Highlights of the interim reserves report include:

  • Combined proved, probable and possible reserves net to Harvest increased by approximately 59 percent to 211.1 MMBOE at August 31, 2009 from 132.4 MMBOE at December 31, 2008. By category and net to Harvest, proved, probable and possible reserves increased by approximately 10 percent, 35 percent and 104 percent, respectively.
  • Proved reserves volumes net to Harvest increased approximately 10 percent to 47.6 MMBOE at August 31, 2009 from 43.3 MMBOE at December 31, 2008.
  • The after tax present value of proved reserves net to Harvest and discounted at 10 percent increased by approximately 305 percent to $449 million at August 31, 2009.
  • Approximately 80 percent of the proved reserves are oil and condensate of which 30 percent are developed.
  • Proved reserves of the El Salto Field alone increased 42 percent.

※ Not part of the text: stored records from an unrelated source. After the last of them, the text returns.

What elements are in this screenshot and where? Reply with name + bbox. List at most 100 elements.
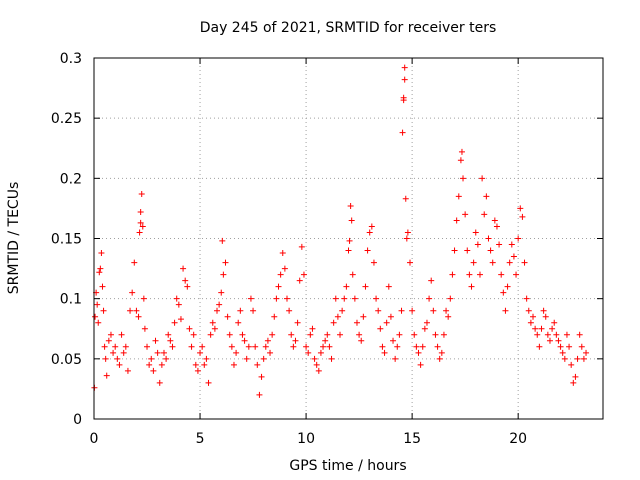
data-point (241, 337, 248, 344)
data-point (292, 337, 299, 344)
data-point (400, 94, 407, 101)
data-point (381, 349, 388, 356)
y-axis-label: SRMTID / TECUs (6, 182, 22, 295)
data-point (334, 313, 341, 320)
data-point (188, 343, 195, 350)
data-point (322, 337, 329, 344)
data-point (485, 235, 492, 242)
data-point (313, 361, 320, 368)
data-point (171, 319, 178, 326)
data-point (436, 355, 443, 362)
data-point (114, 355, 121, 362)
data-point (578, 343, 585, 350)
data-point (385, 283, 392, 290)
data-point (508, 241, 515, 248)
x-tick-labels: 0 5 10 15 20 (90, 431, 528, 447)
data-point (99, 283, 106, 290)
data-point (315, 367, 322, 374)
y-tick-label: 0.2 (60, 171, 82, 187)
data-point (504, 283, 511, 290)
data-point (118, 331, 125, 338)
data-point (222, 259, 229, 266)
y-tick-label: 0.25 (51, 111, 82, 127)
data-point (139, 223, 146, 230)
data-point (358, 337, 365, 344)
data-point (203, 355, 210, 362)
data-point (260, 355, 267, 362)
data-point (194, 367, 201, 374)
data-point (271, 313, 278, 320)
data-point (281, 265, 288, 272)
data-point (396, 331, 403, 338)
data-point (122, 343, 129, 350)
x-tick-label: 15 (403, 431, 421, 447)
data-point (343, 283, 350, 290)
data-point (332, 295, 339, 302)
data-point (220, 271, 227, 278)
data-point (129, 289, 136, 296)
data-point (279, 249, 286, 256)
data-point (353, 319, 360, 326)
data-point (328, 355, 335, 362)
data-point (190, 331, 197, 338)
data-point (398, 307, 405, 314)
data-point (561, 355, 568, 362)
data-point (379, 343, 386, 350)
data-point (199, 343, 206, 350)
data-point (555, 337, 562, 344)
data-point (148, 355, 155, 362)
chart-title: Day 245 of 2021, SRMTID for receiver ter… (200, 20, 497, 36)
data-point (127, 307, 134, 314)
data-point (273, 295, 280, 302)
data-point (553, 331, 560, 338)
data-point (305, 349, 312, 356)
data-point (557, 343, 564, 350)
data-point (243, 355, 250, 362)
data-point (96, 269, 103, 276)
data-point (112, 343, 119, 350)
data-point (549, 325, 556, 332)
data-point (230, 361, 237, 368)
data-point (346, 237, 353, 244)
data-point (341, 295, 348, 302)
data-point (103, 372, 110, 379)
data-point (163, 355, 170, 362)
data-point (464, 247, 471, 254)
data-point (298, 243, 305, 250)
data-point (403, 235, 410, 242)
data-point (392, 355, 399, 362)
data-point (570, 379, 577, 386)
data-point (432, 331, 439, 338)
data-point (546, 337, 553, 344)
data-point (559, 349, 566, 356)
data-point (137, 209, 144, 216)
y-tick-labels: 0 0.05 0.1 0.15 0.2 0.25 0.3 (51, 51, 82, 428)
data-point (317, 349, 324, 356)
data-point (351, 295, 358, 302)
data-point (521, 259, 528, 266)
data-point (307, 331, 314, 338)
data-point (466, 271, 473, 278)
x-axis-label: GPS time / hours (289, 458, 406, 474)
data-point (527, 319, 534, 326)
data-point (133, 307, 140, 314)
data-point (377, 325, 384, 332)
data-point (144, 343, 151, 350)
data-point (426, 295, 433, 302)
data-point (141, 325, 148, 332)
data-point (296, 277, 303, 284)
data-point (481, 211, 488, 218)
data-point (192, 361, 199, 368)
data-point (219, 237, 226, 244)
data-point (530, 313, 537, 320)
data-point (100, 307, 107, 314)
data-point (262, 343, 269, 350)
data-point (140, 295, 147, 302)
data-point (326, 343, 333, 350)
data-point (510, 253, 517, 260)
data-point (364, 247, 371, 254)
data-point (373, 295, 380, 302)
data-point (434, 343, 441, 350)
data-point (300, 271, 307, 278)
data-point (580, 355, 587, 362)
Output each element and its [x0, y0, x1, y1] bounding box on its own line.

Increase in oil reserves comprised the majority of the reserve additions from year-end 2008 with proved, probable and possible oil reserves increasing by approximately 12 percent, 49 percent and 108 percent, respectively.

The majority of the increase in proved reserves was the result of drilling two appraisal wells in the El Salto Field during 2009, which more than offset production from Petrodelta's existing producing developed properties. Proved reserves of the El Salto field net to Harvest increased 42 percent to 18.5 MMBOE at August 31, 2009 from 13.0 MMBOE at year-end 2008. Petrodelta operates six fields in Venezuela and approximately 39 percent of proved reserves net to Harvest at August 31, 2009 were associated with the El Salto field.

Harvest President and Chief Executive Officer, James A. Edmiston, said, "The interim reserve report was commissioned to re-assess the growth potential of the El Salto field and to provide input into Petrodelta's capital budget process for the rest of 2009 and into 2010. We estimate that there may be approximately 980 drilling locations in El Salto alone, providing many years of growth potential. We are excited about the opportunity for Petrodelta to prove-up additional reserves and value by drilling in El Salto and its other fields."

Edmiston continued, "The previous estimate of original oil in place for the El Salto field was upwardly revised by 48 percent to 5.4 billion barrels of original oil in place. The field represents a platform for significant growth with its stacked pay zones in eight different proven fault blocks as well as exploration potential for additional traps. Petrodelta began drilling appraisal wells in the El Salto field in May 2009 to evaluate its potential for supporting the company's self-funded drilling program. The appraisal wells drilled in this field have encountered pay zones thicker than anticipated, and the initial production rate of the El Salto #31 well has exceeded our original expectations, producing at the rate of approximately 3,000 BOPD limited by infrastructure constraints. The El Salto #30 has yet to be placed on production. The updated reserves report demonstrates the quality of Petrodelta's assets and how quickly drilling can convert unproven reserves to proved status."

The reserve estimate assumes a West Texas Intermediate crude oil price of $71.05 per barrel, which yields $64.48 per barrel after adjustment for location and quality. The natural gas reserves were based on a contractual price of $1.54 per thousand cubic feet (Mcf). Both oil and gas prices were held constant.